CSU Fullerton

Plan to Improve Graduation Rates

Background context for the graduation initiative

A broad national conversation has brought to the forefront the need to increase America’s six-year graduation rate. The CSU graduated 49% of the class its entering year 2000 freshman class in six years. Upper division transfer students graduated in the same period of time at 70%. CSUF adopted the campus goals established by CSU to improve its overall performance for both groups by six percent, with the added goal of halving the difference in the rates for underrepresented minority (URM) and non-URM students.

Goals (URM and non-URM graduation rates)

The six-year target increase goals to be achieved by the end of summer 2015 are:

Freshmen

  • Overall: 6 percent increase to 55%
  • URM: 8 percent increase to 53%
  • Non-URM: 5 percent increase to 56%

Upper-Division Transfers

  • Overall: 8 percent increase to 81%
  • URM: 9 percent increase to 81%
  • Non-URM: 7 percent increase to 81%

Highlights of proposed actions to improve graduation rates

Initially, the campus will focus on five priorities chosen from 22 overall initiatives.

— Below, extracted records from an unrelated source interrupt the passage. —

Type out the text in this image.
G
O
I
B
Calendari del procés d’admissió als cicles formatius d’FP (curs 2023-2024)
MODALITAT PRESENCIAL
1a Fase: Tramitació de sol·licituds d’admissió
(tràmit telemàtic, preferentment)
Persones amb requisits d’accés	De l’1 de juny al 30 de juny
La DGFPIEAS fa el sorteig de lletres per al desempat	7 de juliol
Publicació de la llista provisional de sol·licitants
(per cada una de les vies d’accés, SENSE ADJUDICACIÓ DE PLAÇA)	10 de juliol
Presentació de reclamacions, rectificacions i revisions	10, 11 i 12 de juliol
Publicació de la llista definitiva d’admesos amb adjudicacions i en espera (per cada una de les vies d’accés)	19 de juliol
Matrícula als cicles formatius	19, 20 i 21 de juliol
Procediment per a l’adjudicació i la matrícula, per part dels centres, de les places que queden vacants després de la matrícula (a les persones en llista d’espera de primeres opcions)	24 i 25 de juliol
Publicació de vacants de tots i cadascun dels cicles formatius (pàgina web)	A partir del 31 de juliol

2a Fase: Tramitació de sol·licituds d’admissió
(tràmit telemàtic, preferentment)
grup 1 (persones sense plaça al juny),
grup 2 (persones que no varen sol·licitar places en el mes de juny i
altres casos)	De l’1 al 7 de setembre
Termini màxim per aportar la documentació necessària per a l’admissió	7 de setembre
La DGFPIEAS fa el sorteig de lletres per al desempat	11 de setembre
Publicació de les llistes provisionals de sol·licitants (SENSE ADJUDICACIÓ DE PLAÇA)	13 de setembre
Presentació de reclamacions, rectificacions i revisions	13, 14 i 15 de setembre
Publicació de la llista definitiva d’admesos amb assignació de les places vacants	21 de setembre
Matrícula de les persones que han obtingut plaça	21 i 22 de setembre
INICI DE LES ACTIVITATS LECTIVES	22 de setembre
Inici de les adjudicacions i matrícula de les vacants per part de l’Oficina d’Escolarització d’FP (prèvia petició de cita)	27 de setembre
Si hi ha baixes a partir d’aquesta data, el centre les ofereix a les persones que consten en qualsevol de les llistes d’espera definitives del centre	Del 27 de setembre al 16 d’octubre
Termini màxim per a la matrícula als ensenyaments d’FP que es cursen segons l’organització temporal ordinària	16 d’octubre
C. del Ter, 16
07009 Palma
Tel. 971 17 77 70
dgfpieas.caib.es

They are:

  • second semester advising and other advising processes;
  • full-time faculty engagement with lower-division students;
  • review of graduation check procedures and computer-based degree audits;
  • connection between career choices and their relation to selection of courses and the major with particular emphasis on undeclared students; and
  • financial barriers to success such as lack of understanding of the importance of filing for financial aid and family counseling on college budgeting.

Brief inclusion of metrics that you will use to measure progress

The campus plan envisions two sets of metrics. First will be the annual improvement in graduation rates as laid out in the trajectories, or about a half-percent increase in each of the coming six years since the campus has made up about half the gap with the most recent graduating class. Second, each action will be assigned a target value for improvement. For example, our recent intervention efforts to assure all first-time freshmen were counseled to assure they were aware of the need to register for spring is associated with a one percentage point increase in fall-to-spring retention.